O Cheiro Dela se Perdeu...

O cheiro dela se perdeu...

Todos os dias sempre começam com a mesma ladainha. Definitivamente não era um dia qualquer. Na verdade ele bem sabia que nenhum era. Ele lembrou-se cedo de uma cena esquisita e inútil que marcara sua vida. Ela se parecia com todas as outras. Deitado abaixo de uma árvore mais antiga talvez que o colégio onde se encontrava ele conversava com uma garota.

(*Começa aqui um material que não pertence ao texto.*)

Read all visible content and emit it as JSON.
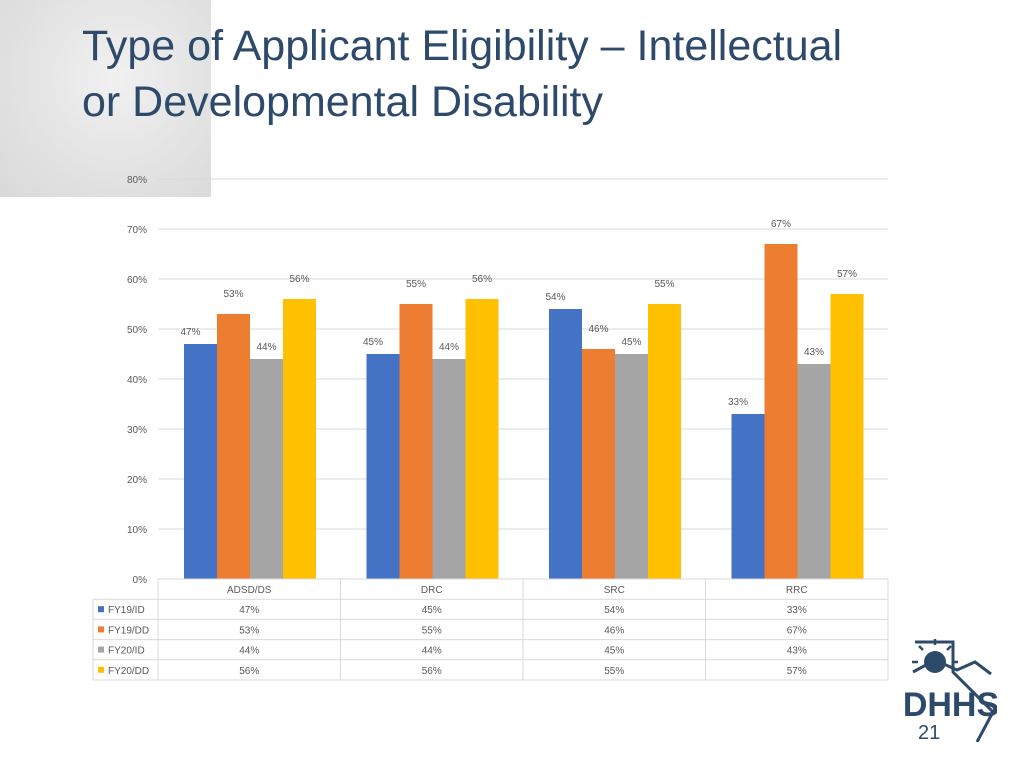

Óbvio que não se tratava de uma garota qualquer. Cada uma delas possui o brilho de um novo dia e nenhum dia é um qualquer. Antes de dizer uma palavra ele olhava no relógio. O horário não importava. Relógios só servem para nos limitar do que realmente interessa. Privar-nos de permanecer o tempo que queremos. Nenhum horário naquele momento importava, mas era manhã. O som escondendo-se atrás da construção velha do colégio. Ele disse:

-Nunca me esquecerei do seu rosto...

Promessas e mais promessas de um garoto infantil. Nem ela mais acreditava em todas as promessas. Ele pouco se lembrava do que ela tinha dito sobre juventude, mas com certeza era algo que incluía cerveja e um acidente de moto. Enfim, o típico do que um jovem descreveria como diversão.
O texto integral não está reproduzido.